A new study has shown that empathy, long thought to be a uniquely human characteristic, is not just the preserve of homo sapiens.

Gallus gallus — or the common hen, to you and I — may not be so bird-brained after all. Researchers at Bristol University have recently concluded a series of experiments, which showed that chickens clearly exhibit empathic traits and signs of anxiety when their young are disturbed.

This is the first time such results have been gleaned from any creature in the bird species and the researchers said that the outcome may have implications for the welfare of chickens raised in battery farms.

In humane tests, the feathers of chicks were ruffled by gusts of air and the hens’ reactions were monitored. The hens clearly showed what in psychological terms is described as ‘mirroring’, in which the hens became increasingly alert, their heart rates increased, and their eye temperatures lowered — a tell-tale sign of anxiety. The hens also dramatically reduced their preening activities and ‘clucked’ at the chicks more than usual.
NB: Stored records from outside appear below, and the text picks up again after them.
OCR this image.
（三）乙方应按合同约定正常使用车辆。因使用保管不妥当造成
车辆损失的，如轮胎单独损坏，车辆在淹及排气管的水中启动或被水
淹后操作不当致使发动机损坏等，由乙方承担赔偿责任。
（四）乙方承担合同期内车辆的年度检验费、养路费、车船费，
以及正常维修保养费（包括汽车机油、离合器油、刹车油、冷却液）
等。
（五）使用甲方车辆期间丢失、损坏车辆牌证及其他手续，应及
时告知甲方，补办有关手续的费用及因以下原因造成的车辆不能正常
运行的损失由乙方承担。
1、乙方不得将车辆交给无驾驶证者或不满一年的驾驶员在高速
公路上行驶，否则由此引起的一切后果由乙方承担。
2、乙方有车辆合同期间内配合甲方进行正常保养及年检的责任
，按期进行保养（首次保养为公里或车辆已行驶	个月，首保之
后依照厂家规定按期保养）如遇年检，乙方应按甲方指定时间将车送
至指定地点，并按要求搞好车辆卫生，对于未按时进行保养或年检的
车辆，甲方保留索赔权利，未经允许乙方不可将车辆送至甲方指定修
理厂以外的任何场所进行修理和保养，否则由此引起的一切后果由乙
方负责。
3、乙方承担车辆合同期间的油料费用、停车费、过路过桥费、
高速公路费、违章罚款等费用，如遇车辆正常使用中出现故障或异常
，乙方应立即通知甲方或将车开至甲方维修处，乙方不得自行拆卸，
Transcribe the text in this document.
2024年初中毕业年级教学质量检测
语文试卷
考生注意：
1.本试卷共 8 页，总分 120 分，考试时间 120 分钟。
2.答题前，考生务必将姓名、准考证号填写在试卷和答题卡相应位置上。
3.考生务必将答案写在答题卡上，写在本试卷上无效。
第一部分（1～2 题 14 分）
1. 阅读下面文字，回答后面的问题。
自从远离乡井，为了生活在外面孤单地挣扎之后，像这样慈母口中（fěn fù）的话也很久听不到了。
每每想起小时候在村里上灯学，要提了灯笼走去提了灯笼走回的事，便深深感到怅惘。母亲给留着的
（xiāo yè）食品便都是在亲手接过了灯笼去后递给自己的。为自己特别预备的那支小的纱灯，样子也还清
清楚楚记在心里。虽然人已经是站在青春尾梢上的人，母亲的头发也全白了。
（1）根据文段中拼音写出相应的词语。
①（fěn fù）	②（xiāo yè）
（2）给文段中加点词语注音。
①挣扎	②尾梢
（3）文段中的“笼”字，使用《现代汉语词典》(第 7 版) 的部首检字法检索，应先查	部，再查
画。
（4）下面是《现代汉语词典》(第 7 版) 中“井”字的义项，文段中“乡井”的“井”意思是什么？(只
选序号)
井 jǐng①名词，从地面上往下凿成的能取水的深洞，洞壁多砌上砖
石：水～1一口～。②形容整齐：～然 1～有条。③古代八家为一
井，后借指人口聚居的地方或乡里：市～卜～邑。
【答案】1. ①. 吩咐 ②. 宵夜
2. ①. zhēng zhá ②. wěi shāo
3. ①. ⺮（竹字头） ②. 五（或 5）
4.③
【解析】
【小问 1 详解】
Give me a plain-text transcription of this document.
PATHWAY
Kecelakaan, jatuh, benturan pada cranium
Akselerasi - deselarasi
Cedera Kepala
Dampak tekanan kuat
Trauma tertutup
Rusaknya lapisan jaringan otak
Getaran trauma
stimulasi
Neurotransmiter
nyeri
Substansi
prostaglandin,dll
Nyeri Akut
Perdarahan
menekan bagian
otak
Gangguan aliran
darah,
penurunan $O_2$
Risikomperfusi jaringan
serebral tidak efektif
The researchers also noted that in battery farms, commercially-reared chickens may be highly affected when encountering others who are distressed “owing to routine husbandry practices or the high prevalence of conditions such as bone fractures or leg disorders”.

Study leader Prof Joe Edgar explained: “We found that adult female birds possess at least one of the essential underpinning attributes of empathy — the ability to be affected by, and share, the emotional state of another.” The findings were published recently by the Royal Society.